Les rues du centre-ville étaient jeudi quadrillées par la police et barrées par de hautes grilles, parfois surmontées de barbelés comme autour du Congrès, et des blocs de béton. Les autorités envisagent également de fermer au public la grande pelouse du National Mall, où des milliers de visiteurs se pressent habituellement pour l’investiture.
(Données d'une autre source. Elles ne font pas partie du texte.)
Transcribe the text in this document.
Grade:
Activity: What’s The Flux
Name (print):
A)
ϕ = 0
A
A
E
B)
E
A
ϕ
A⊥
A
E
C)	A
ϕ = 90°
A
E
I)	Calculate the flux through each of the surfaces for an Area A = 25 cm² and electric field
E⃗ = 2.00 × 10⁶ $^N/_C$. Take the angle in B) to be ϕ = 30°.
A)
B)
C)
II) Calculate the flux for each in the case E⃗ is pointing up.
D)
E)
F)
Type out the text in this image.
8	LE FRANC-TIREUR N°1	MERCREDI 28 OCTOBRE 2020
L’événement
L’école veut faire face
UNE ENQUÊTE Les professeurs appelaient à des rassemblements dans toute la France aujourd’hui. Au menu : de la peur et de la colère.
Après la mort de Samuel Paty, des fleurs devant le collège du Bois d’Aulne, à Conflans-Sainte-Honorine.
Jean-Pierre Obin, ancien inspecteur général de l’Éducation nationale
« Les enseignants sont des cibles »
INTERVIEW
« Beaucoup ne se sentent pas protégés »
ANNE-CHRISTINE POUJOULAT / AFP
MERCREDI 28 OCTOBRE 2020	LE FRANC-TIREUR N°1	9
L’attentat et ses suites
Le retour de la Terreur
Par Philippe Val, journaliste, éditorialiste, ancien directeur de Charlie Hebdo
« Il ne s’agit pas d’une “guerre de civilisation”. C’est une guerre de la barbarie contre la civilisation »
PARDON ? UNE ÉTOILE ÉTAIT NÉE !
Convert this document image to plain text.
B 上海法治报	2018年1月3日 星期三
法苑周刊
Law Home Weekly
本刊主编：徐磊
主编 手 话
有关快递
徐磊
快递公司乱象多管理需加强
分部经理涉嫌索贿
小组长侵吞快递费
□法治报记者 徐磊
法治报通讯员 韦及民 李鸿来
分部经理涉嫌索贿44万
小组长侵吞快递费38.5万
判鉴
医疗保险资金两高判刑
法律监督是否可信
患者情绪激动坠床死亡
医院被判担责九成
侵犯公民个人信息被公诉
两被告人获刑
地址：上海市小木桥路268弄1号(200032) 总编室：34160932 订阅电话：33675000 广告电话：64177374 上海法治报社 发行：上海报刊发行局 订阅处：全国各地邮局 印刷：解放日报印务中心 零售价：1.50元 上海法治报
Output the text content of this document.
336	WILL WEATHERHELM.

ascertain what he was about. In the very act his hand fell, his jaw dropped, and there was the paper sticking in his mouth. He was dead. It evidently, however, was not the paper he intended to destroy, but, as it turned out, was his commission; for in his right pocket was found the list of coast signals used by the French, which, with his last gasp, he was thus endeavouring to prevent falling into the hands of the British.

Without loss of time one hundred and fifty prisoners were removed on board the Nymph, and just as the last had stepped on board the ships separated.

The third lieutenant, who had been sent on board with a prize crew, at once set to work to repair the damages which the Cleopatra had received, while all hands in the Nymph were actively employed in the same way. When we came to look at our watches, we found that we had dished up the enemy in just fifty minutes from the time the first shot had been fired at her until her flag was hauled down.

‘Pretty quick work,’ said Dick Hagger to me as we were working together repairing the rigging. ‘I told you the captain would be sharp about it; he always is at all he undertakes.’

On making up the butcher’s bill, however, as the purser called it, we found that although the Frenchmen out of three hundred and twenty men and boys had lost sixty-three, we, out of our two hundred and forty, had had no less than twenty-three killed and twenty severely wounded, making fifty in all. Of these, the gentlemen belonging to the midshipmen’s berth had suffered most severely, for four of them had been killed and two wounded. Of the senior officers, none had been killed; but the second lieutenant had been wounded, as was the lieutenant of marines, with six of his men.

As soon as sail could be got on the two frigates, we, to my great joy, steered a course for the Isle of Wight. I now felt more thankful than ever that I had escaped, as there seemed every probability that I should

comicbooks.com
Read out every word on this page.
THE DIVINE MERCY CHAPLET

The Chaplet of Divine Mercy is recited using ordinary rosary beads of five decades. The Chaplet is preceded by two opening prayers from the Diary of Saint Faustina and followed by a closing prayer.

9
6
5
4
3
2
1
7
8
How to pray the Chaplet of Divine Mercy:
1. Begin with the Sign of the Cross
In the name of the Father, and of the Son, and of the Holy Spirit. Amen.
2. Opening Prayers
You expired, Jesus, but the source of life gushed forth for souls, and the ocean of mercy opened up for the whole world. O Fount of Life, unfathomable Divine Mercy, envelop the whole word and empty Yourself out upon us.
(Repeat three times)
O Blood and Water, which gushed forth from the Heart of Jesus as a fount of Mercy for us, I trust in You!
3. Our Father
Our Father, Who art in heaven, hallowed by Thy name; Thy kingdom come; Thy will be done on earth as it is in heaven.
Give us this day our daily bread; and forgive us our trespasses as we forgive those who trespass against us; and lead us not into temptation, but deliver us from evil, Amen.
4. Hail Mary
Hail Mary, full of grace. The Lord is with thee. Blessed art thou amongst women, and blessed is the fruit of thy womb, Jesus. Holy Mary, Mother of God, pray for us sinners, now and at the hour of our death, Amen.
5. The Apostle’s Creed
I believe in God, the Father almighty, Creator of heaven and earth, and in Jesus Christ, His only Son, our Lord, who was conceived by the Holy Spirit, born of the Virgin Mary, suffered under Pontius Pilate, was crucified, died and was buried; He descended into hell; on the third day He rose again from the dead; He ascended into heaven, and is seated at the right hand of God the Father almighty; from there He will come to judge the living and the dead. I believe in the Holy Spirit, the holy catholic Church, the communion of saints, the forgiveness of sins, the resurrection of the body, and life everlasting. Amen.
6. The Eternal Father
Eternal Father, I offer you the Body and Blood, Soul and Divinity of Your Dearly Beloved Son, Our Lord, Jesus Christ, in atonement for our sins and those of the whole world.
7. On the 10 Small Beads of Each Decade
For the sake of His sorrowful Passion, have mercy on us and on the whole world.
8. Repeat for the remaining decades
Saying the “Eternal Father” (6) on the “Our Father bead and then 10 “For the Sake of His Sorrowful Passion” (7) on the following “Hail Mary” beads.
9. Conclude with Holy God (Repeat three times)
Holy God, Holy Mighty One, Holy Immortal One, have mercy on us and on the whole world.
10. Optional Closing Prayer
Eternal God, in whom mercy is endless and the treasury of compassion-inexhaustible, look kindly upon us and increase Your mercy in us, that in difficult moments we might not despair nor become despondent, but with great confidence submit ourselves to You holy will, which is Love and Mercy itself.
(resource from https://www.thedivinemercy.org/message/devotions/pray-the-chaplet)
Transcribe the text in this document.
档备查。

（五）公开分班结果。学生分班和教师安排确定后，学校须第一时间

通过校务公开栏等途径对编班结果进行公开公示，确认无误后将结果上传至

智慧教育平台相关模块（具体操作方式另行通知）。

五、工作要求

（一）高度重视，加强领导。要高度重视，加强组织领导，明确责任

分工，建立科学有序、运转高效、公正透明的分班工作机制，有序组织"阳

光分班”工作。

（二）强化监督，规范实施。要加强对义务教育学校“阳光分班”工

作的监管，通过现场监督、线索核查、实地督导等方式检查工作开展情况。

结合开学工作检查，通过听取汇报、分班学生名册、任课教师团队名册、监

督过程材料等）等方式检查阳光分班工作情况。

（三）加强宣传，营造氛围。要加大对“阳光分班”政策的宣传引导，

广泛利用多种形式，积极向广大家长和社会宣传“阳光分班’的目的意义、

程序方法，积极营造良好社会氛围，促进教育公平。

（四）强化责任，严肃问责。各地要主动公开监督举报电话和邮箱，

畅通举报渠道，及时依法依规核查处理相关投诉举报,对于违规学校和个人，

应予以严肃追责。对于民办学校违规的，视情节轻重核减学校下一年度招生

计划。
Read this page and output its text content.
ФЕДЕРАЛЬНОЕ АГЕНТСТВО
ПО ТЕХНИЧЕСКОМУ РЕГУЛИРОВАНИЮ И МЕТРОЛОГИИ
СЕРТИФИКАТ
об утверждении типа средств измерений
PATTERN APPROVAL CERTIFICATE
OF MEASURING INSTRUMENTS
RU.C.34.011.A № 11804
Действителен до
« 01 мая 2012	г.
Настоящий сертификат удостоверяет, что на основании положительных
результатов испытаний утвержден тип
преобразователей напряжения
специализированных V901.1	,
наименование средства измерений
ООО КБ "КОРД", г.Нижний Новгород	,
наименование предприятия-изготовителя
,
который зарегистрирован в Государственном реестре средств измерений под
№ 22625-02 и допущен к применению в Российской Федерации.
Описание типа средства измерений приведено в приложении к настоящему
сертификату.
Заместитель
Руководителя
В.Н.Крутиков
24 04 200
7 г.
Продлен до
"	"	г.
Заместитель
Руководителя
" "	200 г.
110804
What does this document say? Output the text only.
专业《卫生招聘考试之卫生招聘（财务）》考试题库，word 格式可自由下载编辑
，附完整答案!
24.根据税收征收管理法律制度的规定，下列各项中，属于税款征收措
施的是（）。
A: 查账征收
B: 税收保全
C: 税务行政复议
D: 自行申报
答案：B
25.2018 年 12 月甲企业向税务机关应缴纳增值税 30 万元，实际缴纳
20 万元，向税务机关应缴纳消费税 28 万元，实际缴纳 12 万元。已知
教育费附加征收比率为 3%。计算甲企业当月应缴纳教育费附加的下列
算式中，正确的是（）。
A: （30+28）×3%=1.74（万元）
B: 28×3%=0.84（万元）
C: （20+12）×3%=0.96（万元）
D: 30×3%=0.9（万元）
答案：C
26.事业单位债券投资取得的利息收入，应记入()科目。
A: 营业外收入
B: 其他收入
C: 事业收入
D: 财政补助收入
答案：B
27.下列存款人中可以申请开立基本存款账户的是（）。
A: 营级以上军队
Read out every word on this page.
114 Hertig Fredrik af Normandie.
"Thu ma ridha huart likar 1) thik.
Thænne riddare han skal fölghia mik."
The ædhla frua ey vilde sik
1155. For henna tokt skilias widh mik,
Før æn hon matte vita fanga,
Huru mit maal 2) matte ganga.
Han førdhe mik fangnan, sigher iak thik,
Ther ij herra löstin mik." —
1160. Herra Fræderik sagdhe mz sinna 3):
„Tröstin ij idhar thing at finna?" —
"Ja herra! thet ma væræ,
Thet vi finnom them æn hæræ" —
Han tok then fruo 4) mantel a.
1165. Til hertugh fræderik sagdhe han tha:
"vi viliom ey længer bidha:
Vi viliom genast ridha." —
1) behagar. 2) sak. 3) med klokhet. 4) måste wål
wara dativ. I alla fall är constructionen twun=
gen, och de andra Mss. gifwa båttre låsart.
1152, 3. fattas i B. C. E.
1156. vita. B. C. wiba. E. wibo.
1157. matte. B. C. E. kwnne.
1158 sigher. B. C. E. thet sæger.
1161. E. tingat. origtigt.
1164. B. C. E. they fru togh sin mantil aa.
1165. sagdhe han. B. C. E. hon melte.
L’offre d’hébergement sera aussi limitée avec la fermeture probable de certains hôtels, a estimé mercredi la mairesse démocrate de Washington, Muriel Bowser.

Une enquête sur la lutte contre l’extrémisme dans l’armée

Une enquête a été ouverte jeudi sur les efforts du Pentagone pour lutter contre la montée de l’extrémisme au sein des forces armées américaines, au moment où des militaires et d’anciens militaires sont accusés d’avoir participé aux violences du 6 janvier au Congrès.

 

Dans une lettre ouverte également publiée jeudi, 14 sénateurs démocrates ont indiqué avoir demandé à l’Inspecteur général de mener cette enquête, soulignant que « le Pentagone reconnaît l’existence du problème, mais a échoué à mettre en oeuvre un plan détaillé pour y répondre ».

 

Ils citent un sondage informel mené en septembre par la revue spécialisée Military Times, qui avait montré qu’un tiers des militaires d’active avaient « constaté des signes de racisme ou de suprémacisme blanc dans les rangs ».

 

Un haut responsable du ministère a reconnu que « la résurgence des activités de suprémacistes blancs et nationalistes blancs depuis 5 à 6 ans » suscite une « profonde inquiétude » au Pentagone.

 

« Nous savons que certains groupes tentent de recruter nos soldats ou encouragent même leurs membres à s’engager dans l’armée pour acquérir des compétences et de l’expérience militaire », a-t-il ajouté.